Don’t have the space—or the budget—to kit out an entire retro rec room?
“There are a lot of small tweaks you can make even if you don’t have the time, energy or budget to design a fully analog room from scratch,” said Price.
Gachot says “the small things in people’s lives are cues of what the bigger trends are.”
More of her clients, she’s noticed, have been requesting retrograde staples, such as analog clocks and magazine racks.
For her Los Angeles living room, chef Sara Kramer sourced a vintage piano from Craigslist to be the room’s centerpiece, rather than sacrifice its design to the dominant black box of a smart TV. Alabama designer Lauren Conner recently worked with a client who bought a home with a rotary phone.
Rather than rip it out, she decided to keep it up and running, adding a silver receiver cover embellished with her grandmother’s initials.
Some throwback accessories aren’t so subtle. Melia Marden was browsing listings from the Public Sale Auction House in Hudson, N.Y. when she spotted a phone booth from Bell Systems circa the late 1950s and successfully bid on it for a few hundred dollars.
“It was a pandemic impulse buy,” said Marden.
In 2023, she and her husband, Frank Sisti Jr., began working with designer Elliot Meier and contractor ReidBuild to integrate the booth into what had been a hallway linen closet in their Brooklyn townhouse.

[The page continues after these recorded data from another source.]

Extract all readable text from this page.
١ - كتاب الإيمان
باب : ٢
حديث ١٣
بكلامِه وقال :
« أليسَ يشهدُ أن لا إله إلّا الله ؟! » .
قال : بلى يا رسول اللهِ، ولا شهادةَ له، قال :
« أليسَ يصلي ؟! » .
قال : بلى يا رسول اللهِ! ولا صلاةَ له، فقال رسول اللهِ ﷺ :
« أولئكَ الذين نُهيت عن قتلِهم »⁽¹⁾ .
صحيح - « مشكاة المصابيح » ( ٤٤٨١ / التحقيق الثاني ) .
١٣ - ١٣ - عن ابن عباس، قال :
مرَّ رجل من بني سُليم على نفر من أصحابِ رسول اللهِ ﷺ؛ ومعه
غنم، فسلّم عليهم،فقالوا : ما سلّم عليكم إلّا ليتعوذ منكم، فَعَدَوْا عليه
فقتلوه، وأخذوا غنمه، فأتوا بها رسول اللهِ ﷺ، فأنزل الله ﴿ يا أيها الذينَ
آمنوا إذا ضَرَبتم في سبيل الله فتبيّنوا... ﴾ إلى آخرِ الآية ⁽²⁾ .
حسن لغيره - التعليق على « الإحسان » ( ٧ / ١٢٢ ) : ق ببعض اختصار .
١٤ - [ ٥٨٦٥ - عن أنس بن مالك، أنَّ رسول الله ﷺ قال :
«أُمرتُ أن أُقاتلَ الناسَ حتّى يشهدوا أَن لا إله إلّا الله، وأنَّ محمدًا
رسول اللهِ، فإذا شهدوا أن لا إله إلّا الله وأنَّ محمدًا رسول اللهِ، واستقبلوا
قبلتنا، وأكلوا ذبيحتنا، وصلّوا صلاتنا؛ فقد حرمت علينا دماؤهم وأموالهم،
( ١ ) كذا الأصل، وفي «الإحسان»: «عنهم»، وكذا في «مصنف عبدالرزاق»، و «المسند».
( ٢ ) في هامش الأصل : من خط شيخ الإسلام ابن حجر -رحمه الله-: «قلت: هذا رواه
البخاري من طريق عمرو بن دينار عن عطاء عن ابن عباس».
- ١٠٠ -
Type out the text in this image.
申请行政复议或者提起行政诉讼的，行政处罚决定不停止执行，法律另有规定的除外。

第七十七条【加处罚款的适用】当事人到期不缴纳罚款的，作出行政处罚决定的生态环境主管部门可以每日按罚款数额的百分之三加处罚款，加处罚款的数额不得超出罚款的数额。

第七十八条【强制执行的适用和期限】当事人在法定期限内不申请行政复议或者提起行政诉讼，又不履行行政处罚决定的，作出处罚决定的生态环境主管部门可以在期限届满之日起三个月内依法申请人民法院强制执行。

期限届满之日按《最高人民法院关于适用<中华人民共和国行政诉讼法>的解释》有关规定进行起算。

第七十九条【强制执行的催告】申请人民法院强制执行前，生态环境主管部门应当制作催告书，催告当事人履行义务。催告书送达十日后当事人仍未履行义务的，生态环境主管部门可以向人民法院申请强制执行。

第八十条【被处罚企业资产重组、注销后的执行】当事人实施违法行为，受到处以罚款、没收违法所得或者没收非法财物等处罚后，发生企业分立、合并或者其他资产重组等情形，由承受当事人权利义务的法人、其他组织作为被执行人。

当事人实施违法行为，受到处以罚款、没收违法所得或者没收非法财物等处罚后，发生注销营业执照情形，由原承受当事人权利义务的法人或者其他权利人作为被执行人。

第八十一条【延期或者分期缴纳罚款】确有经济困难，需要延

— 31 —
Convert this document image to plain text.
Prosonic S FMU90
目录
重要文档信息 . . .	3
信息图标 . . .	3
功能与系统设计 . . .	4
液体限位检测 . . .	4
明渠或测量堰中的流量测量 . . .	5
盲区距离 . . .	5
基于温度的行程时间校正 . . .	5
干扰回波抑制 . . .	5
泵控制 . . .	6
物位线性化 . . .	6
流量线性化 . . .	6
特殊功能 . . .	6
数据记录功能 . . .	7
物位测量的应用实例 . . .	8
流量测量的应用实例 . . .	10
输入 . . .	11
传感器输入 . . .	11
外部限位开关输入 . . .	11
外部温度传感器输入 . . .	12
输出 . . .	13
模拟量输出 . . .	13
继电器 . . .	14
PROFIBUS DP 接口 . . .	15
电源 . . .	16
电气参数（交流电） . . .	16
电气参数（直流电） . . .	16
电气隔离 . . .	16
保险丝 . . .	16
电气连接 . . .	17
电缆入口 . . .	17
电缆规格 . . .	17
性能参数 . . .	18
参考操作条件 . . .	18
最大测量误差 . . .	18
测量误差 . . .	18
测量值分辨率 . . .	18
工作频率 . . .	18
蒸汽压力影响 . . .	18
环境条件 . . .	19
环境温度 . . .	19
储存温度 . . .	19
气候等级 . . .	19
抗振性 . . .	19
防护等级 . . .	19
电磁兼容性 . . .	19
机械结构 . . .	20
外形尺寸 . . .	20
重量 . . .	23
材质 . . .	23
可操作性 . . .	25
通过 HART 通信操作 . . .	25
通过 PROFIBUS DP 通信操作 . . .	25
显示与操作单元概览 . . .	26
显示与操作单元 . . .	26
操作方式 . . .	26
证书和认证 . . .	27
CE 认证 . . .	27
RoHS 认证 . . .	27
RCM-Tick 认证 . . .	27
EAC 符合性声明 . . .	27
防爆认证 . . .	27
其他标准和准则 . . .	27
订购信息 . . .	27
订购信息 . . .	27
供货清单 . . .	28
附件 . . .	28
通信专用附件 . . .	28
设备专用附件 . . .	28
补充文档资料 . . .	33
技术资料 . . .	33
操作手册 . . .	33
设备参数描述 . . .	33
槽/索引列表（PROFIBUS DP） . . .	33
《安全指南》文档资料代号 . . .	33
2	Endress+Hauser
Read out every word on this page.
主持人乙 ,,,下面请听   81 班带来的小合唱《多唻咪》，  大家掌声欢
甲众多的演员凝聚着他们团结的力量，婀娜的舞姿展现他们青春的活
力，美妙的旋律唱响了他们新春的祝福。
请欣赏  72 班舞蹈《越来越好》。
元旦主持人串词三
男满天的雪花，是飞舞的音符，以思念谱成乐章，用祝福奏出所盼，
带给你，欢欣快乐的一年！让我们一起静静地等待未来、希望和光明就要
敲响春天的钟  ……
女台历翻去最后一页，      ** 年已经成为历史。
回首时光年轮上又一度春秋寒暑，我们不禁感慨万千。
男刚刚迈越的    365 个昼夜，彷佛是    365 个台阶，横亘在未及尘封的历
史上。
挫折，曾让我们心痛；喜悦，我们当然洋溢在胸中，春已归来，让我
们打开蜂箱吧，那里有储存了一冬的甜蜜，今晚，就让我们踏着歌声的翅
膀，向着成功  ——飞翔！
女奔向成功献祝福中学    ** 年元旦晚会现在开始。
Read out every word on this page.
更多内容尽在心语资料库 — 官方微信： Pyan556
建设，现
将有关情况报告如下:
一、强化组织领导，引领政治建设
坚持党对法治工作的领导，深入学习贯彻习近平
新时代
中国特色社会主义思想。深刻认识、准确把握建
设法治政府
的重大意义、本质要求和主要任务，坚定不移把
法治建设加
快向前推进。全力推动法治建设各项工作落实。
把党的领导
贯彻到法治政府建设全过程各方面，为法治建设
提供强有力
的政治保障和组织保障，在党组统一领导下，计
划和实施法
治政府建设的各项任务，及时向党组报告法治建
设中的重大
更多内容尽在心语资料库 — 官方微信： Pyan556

Canadian supplier Old Phone Works refurbished the phone and sold them the pulse-to-tone converter that translates the rotary dial to a modern phone line.
The couple had collected a vintage whimsical animal-adorned wallpaper (featured in a different colourway in “Pee-wee’s Playhouse”) and had just enough to cover the phone booth’s interior.
Their children, ages 9 and 11, don’t have their own phones, so use the booth to communicate with family. It’s also become a favorite spot for hiding away with a stack of Archie comic books.
The booth has brought back memories of meandering calls from Marden’s own youth—along with some of that era’s simple joy. As Meier puts it: “It’s got this magical wardrobe kind of feeling.”